Organizers are taking the risks into account and seeking the “best possible medical advice from public authorities,” IOC member Dick Pound told NPR. Morning edition Last week.

“No one wants to set up games where you have an increased risk of transmission” of COVID-19, he said.

The rules for athletes at the Games are dictated in a guide called The Playbook.

Rules for other groups, such as journalists, staff and foreign delegations are set out in their own manuals. The most recent versions of the guides were published in April; the following and final versions are expected later this month.

Getting vaccinated before traveling to Japan is encouraged, but not required. The rules will also apply to vaccinated and unvaccinated athletes.

Previously, the IOC had announced that it would buy vaccines from China for the participants, but the IOC clarified that countries that had not authorized Chinese vaccines would not administer them, including Japan.

Test early and often

Competitors outside of Japan must be tested for the coronavirus twice, on different days, within 96 hours before their flight to Japan. They will be tested again upon arrival.

They are expected to download an app that will monitor their location and be used for contact tracing, and to activate the app and location services when they land in Japan.

Athletes will be required to self-quarantine for three days after arrival. They will be allowed to do Games-related activities during this time, provided they test negative every day and agree to stricter supervision from Tokyo 2020 staff.

Athletes will need to report their temperature and any symptoms daily via a smartphone app. They can also have their temperature checked every time they enter an Olympic venue and may be banned from entering if the temperature rises above 99.5 degrees a second time after a cool-down period.

Athletes will be tested daily

Athletes will be tested for the coronavirus daily via a rapid salivary antigen test.
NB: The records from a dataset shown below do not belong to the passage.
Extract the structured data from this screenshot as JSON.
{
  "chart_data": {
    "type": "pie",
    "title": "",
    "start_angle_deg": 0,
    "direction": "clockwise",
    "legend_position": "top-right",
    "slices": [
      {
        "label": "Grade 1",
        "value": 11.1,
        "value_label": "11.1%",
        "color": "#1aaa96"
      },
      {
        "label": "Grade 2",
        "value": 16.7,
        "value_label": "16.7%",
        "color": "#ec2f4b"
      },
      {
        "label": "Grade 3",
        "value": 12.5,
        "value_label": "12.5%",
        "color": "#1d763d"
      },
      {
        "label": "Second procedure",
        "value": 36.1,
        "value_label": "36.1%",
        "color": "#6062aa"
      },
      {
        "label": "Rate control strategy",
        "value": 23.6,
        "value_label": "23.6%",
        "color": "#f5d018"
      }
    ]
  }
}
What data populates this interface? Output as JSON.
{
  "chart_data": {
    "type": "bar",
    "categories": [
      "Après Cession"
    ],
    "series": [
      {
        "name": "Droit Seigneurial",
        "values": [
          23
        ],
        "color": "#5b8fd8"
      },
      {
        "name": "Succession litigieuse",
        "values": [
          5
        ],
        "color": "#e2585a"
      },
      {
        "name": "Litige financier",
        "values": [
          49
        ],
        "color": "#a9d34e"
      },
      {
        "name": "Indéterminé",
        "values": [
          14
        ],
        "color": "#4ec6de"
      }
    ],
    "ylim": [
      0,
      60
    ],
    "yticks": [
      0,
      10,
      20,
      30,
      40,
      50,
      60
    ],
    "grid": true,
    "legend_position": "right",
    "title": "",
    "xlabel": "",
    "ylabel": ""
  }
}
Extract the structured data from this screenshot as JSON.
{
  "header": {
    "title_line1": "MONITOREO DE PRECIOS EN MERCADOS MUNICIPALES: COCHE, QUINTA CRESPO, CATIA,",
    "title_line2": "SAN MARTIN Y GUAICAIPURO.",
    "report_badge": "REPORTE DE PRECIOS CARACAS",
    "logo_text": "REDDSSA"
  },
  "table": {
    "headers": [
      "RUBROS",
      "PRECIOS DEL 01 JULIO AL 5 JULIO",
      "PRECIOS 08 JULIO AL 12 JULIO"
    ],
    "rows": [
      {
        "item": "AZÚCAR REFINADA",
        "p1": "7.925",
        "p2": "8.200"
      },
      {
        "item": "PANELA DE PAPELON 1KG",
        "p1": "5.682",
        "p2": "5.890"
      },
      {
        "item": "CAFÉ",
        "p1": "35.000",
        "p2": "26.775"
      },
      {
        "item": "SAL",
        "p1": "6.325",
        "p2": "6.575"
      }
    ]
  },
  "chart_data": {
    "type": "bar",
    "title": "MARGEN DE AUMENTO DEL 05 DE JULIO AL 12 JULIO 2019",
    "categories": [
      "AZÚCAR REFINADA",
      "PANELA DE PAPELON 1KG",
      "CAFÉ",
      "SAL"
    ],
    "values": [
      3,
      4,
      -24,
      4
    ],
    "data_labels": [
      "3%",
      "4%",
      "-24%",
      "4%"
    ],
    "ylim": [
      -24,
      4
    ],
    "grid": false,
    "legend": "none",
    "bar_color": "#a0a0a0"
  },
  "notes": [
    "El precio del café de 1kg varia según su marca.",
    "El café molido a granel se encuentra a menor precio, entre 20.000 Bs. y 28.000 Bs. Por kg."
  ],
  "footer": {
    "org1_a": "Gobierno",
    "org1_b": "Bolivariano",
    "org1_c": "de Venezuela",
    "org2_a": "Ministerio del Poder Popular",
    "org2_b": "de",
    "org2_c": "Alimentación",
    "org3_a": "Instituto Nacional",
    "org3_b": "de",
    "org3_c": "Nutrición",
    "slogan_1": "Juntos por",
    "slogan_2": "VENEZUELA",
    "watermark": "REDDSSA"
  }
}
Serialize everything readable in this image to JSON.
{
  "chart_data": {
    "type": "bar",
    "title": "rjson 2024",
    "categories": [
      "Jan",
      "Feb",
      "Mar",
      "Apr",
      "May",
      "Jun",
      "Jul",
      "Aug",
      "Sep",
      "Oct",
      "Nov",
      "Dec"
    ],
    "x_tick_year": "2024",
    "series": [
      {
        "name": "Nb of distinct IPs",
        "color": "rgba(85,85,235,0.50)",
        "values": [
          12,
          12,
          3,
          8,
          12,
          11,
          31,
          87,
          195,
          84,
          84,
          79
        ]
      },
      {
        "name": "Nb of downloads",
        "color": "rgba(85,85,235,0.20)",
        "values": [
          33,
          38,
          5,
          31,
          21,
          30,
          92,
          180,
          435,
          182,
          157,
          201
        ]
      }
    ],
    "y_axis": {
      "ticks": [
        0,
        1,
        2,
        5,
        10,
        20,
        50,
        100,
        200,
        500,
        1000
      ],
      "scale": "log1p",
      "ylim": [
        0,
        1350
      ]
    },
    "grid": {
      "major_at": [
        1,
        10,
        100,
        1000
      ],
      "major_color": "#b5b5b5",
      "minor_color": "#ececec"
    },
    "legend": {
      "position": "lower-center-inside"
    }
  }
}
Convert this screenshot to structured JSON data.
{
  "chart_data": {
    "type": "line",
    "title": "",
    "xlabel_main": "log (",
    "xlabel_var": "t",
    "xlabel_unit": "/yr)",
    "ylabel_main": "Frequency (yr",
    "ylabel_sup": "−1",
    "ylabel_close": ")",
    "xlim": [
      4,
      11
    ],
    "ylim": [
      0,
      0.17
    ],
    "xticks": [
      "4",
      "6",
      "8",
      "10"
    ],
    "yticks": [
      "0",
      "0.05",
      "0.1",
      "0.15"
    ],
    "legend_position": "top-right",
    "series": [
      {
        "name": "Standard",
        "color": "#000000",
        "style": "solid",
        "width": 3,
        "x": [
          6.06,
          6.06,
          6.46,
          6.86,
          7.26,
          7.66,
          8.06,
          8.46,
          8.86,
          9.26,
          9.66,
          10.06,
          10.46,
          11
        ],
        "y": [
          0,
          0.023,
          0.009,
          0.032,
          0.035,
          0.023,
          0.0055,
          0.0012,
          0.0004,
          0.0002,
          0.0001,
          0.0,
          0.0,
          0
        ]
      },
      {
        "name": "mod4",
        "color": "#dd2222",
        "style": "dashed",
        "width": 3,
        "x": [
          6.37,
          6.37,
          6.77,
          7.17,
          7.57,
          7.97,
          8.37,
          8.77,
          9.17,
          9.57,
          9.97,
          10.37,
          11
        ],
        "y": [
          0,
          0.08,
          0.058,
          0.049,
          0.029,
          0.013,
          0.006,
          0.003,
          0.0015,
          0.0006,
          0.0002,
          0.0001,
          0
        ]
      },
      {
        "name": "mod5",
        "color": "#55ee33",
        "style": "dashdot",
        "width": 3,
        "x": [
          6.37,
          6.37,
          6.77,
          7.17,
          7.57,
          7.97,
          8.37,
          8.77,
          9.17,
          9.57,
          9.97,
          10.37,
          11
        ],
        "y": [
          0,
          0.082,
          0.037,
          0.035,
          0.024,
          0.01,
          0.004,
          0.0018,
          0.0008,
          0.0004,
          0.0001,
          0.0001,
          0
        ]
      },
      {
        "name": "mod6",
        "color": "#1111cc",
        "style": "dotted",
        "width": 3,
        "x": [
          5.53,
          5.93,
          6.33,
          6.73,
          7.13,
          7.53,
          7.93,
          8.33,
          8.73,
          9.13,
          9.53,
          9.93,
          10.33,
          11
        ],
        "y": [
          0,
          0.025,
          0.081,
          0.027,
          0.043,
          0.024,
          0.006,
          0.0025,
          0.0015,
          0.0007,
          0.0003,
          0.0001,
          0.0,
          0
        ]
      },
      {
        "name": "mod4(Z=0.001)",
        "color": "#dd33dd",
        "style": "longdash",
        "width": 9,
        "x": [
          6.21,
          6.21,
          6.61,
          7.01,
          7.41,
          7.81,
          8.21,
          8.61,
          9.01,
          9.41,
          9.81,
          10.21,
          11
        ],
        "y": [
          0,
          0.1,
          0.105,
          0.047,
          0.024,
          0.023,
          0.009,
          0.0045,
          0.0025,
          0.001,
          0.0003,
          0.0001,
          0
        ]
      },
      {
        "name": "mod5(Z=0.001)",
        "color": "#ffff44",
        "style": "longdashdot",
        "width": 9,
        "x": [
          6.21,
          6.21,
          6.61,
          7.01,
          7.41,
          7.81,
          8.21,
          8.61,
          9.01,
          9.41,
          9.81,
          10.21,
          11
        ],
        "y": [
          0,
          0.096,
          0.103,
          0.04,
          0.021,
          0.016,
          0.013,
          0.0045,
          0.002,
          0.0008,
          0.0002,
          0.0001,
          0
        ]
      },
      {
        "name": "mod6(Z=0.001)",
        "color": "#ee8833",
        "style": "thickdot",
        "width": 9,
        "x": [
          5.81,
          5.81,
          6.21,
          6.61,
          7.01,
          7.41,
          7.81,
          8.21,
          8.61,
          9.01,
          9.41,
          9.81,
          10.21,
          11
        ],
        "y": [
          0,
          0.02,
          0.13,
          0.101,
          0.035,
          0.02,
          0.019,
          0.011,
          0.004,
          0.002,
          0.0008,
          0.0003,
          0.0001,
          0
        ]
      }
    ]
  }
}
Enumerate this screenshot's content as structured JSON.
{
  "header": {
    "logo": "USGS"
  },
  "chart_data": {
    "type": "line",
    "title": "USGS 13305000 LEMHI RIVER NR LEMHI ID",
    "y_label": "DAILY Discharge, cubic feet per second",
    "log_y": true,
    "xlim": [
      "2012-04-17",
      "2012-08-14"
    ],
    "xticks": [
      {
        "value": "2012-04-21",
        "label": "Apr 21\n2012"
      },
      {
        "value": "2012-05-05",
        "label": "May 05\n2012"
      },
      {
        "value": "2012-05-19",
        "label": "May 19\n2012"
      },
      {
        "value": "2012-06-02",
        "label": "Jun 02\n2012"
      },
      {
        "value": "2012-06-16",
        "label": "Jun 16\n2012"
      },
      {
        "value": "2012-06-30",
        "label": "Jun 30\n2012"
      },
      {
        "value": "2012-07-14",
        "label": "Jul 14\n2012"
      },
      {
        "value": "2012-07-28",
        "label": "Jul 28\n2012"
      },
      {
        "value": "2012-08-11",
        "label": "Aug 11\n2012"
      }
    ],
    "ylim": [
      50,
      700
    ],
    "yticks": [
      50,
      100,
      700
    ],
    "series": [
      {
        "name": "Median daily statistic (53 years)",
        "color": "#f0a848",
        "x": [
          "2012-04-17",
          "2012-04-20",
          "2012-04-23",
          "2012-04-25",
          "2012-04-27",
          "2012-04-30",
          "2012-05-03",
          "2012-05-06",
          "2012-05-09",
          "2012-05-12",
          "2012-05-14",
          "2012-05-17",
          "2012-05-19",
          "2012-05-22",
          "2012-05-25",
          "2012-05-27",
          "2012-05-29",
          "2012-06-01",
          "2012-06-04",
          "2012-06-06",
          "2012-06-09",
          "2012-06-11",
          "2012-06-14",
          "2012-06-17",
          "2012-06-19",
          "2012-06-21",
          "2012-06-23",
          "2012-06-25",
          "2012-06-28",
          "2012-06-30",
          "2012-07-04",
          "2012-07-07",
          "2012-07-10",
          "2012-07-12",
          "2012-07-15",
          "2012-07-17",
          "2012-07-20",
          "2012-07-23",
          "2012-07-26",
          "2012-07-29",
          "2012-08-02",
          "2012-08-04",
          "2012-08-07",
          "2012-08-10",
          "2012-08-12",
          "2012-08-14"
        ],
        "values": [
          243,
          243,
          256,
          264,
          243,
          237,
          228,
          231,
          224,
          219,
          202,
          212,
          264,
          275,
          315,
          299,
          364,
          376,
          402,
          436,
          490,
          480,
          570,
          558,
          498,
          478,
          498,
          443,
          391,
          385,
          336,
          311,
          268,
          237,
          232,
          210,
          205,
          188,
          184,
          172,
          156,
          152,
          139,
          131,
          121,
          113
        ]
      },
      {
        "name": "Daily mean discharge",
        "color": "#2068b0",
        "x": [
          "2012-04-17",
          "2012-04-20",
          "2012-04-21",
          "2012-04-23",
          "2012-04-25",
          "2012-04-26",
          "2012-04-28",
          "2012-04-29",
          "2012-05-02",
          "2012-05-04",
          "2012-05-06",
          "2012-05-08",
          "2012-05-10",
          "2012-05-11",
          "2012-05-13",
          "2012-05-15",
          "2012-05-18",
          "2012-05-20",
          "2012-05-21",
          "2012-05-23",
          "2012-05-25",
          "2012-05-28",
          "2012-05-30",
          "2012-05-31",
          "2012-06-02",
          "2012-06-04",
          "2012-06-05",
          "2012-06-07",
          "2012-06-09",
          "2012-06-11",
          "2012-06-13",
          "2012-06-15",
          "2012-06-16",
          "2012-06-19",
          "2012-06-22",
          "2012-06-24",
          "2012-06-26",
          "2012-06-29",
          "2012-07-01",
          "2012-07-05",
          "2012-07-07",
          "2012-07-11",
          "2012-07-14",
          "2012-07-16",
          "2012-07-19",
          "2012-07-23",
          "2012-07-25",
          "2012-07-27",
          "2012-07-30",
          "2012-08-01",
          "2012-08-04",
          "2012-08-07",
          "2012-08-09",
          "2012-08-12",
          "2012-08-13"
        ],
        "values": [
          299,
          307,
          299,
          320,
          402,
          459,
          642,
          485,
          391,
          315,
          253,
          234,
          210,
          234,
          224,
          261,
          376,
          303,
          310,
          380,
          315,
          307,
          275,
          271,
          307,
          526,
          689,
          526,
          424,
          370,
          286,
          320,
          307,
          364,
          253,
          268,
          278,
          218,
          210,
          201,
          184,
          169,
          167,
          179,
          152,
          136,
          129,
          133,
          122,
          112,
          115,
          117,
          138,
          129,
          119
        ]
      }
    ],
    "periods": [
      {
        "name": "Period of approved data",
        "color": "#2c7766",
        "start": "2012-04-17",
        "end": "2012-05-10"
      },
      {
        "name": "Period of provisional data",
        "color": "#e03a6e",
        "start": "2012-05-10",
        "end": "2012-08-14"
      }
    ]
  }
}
If the result is positive or unclear, a slower but more accurate PCR test will be performed using the same saliva sample. (For the differences between these tests, read this.)

If the athlete is confirmed positive for the virus, he will be immediately isolated and contact tracing will be carried out. The playbook does not say whether the athlete would be automatically banned from competing.

What happens to those who are identified as close contact of a confirmed positive will be assessed on a case-by-case basis, but a negative test result would be required to compete.

Dinner alone at the Olympic Village

Athletes should stay two meters – or around six and a half feetapart from others, except in situations such as being on the playing field. Physical interactions, including hugs, handshakes and high-fives, are discouraged, which is a blow to classic athletic gestures.

At meal times, athletes should stand two meters away from others – or eat alone.

Athletes staying in the Olympic Village must eat there or at specially authorized venues or other locations. Those staying elsewhere may only eat at the Games venue catering facilities, their hotel restaurant, or in their room using room service or food delivery.

Significant traffic restrictions

Playing a tourist in Japan – or doing anything other than preparing and competing – is not permitted for athletes.

The playbook states that athletes can only leave their accommodation to go to the official Games venues and to limited additional locations, as defined by the list of permitted destinations.

Athletes must wear masks almost all the time

Unless they eat, drink, sleep, train or compete, athletes must be masked.

Athletes must use dedicated Olympic vehicles to get around and can only use public transport if it is the only option, for example to reach remote venues.

Foreign media can be tracked by GPS

Tokyo 2020 President Seiko Hashimoto says overseas media will likely be monitored by GPS to make sure they don’t go to places they aren’t allowed to go, according to News from Japan.

Organizers have reduced the number of places where foreign journalists will be accommodated from 350 to 150, according to the news site – and will be barred from staying with local friends or other unregistered places.

Foreign journalists could have their credentials withdrawn if they travel to places they have not reported in advance.